At Michigan-Ross, CFN students acknowledged how well prepared they are, as banks have begun to make presentations and network among students. They see the advantages of having had the Consortium experience at the Orientation Program or having taken advantage of contacts, guidance and information from CFN.

Yale's finance club has scheduled a "Day on Wall Street" in mid-November. Consortium CFN students will be involved. Yale students will get to network at JPMorgan and Morgan Stanley.
At Dartmouth, Tuck finance students spend their "Week on Wall Street" this week. Tuck has done this for years and sees the benefit of students slipping away to Manhattan once first-quarter exams are done. Students comb through financial circles in New York to connect with other Tuck alumni and learn as much as they can about finance opportunities and specific financial businesses. This is the week that really helps students decide what they want to--trading, banking, asset managing, investing, etc.
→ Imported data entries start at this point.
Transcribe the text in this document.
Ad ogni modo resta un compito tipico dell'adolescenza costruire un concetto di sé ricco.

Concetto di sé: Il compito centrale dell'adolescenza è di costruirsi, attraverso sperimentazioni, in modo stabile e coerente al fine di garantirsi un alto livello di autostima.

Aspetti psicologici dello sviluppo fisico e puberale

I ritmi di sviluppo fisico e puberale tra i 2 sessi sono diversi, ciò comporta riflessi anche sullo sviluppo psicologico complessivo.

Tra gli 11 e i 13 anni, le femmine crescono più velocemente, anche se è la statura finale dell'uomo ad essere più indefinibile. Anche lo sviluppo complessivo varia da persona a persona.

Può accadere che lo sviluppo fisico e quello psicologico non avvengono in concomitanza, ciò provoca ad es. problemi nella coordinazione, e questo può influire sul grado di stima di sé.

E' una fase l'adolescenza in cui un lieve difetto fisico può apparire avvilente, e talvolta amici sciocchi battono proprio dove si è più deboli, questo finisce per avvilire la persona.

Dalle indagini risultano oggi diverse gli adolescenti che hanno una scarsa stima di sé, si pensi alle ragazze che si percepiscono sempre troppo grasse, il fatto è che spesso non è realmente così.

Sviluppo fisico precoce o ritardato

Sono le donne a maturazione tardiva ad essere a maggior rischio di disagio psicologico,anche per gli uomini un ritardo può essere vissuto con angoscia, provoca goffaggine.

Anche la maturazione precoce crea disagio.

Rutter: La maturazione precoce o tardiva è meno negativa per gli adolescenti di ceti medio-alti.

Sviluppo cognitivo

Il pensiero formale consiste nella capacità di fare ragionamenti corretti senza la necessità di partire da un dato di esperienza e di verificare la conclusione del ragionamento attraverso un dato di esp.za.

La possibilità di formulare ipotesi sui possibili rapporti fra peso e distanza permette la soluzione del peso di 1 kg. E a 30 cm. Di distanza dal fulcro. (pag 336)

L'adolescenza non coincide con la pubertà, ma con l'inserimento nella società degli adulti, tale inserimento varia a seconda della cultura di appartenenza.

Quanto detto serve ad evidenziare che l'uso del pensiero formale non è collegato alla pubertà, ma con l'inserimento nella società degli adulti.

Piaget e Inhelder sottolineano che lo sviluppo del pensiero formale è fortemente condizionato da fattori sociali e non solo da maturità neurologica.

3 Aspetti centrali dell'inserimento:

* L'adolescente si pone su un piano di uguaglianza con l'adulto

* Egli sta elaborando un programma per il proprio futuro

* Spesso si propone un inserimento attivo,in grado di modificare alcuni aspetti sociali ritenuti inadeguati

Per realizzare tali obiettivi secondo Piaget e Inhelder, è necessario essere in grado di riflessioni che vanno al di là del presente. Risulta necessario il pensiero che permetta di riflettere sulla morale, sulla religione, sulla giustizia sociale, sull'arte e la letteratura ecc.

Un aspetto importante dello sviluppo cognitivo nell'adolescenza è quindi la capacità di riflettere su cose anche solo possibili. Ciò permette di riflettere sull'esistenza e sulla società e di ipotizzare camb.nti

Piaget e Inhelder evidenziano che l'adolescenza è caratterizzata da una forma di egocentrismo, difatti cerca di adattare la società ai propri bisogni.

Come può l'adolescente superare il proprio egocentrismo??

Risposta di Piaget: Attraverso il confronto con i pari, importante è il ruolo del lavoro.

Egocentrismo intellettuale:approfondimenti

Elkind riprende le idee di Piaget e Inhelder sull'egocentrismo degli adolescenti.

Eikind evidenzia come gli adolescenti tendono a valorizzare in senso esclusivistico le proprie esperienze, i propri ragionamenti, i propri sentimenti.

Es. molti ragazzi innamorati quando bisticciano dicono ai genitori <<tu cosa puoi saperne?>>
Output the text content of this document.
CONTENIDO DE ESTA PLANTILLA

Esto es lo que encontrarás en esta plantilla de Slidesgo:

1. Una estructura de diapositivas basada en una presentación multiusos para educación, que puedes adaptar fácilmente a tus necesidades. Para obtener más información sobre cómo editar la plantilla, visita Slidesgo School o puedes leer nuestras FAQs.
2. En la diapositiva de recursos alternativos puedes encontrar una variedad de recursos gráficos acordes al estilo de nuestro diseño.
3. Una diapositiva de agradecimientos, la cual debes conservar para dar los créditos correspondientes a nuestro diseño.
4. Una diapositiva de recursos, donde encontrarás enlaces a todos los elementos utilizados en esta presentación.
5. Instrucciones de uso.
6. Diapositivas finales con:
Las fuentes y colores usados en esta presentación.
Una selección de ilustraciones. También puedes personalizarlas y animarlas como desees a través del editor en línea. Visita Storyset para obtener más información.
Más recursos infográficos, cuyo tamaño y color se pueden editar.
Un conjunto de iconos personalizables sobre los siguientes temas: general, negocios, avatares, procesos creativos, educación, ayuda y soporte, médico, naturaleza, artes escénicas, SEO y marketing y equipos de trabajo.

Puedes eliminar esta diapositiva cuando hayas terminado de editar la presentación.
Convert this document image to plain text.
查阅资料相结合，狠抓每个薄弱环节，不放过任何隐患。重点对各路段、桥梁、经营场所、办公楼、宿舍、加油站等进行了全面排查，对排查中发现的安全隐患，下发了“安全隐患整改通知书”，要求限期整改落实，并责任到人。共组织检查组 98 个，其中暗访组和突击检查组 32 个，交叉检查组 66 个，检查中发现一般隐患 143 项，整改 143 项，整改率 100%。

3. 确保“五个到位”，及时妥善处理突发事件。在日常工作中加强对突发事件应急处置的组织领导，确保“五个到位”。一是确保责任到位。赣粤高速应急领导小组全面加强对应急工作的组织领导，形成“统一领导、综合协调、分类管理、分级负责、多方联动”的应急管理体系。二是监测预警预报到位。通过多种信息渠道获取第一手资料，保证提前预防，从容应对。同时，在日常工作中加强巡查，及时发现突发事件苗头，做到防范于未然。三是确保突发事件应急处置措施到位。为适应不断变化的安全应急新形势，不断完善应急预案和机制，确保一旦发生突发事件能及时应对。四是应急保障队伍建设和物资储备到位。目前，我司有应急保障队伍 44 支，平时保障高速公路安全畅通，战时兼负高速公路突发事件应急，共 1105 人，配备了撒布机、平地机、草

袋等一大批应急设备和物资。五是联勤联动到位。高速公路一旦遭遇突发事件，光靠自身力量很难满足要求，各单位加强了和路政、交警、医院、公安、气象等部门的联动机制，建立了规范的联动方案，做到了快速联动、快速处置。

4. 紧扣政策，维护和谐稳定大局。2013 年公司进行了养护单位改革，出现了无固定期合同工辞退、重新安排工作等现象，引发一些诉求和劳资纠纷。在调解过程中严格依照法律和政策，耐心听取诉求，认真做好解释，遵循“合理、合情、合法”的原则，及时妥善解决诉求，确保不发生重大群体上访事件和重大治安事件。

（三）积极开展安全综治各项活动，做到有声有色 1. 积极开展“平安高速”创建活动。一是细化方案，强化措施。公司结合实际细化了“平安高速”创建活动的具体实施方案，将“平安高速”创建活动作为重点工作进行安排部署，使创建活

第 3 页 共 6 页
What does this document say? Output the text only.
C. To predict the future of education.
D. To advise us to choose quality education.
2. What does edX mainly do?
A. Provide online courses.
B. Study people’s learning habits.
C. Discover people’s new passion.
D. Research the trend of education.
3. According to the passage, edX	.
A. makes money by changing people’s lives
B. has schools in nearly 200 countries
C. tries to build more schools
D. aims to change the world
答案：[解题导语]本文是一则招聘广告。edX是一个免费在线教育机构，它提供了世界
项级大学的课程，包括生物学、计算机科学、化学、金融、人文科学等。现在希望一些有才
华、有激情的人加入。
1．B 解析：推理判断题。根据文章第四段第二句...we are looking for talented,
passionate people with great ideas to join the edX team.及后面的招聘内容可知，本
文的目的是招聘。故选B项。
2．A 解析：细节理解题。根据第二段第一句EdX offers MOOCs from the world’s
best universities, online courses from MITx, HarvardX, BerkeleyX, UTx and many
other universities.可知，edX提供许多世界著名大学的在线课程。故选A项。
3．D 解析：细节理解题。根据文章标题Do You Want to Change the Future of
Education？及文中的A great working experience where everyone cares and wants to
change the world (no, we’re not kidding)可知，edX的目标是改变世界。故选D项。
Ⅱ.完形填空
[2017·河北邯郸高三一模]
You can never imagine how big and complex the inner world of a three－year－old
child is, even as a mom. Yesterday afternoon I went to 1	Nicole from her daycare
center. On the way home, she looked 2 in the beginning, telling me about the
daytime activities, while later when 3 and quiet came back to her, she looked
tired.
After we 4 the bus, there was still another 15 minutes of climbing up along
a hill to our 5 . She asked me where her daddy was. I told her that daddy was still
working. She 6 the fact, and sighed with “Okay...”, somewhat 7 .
CFN students at Tuck recently met to discuss recruiting strategies. They expressed interest in investment banking and venture capital. Many of those interested in banking, but without banking experience, will attend the week on Wall Street.
Tuck CFN students are creating a database to permit them to share finance contacts with each other and other general, useful information.
Later this month, an investment-banking class from Indiana will be in New York with a non-stop schedule of meetings, sessions, and interviews with alumni, bankers and other finance professionals.
For all, students appear to be hopeful and confident, ready to pounce on opportunities they find--fortunate that the dismal aftermath of last year's market collapse is receding.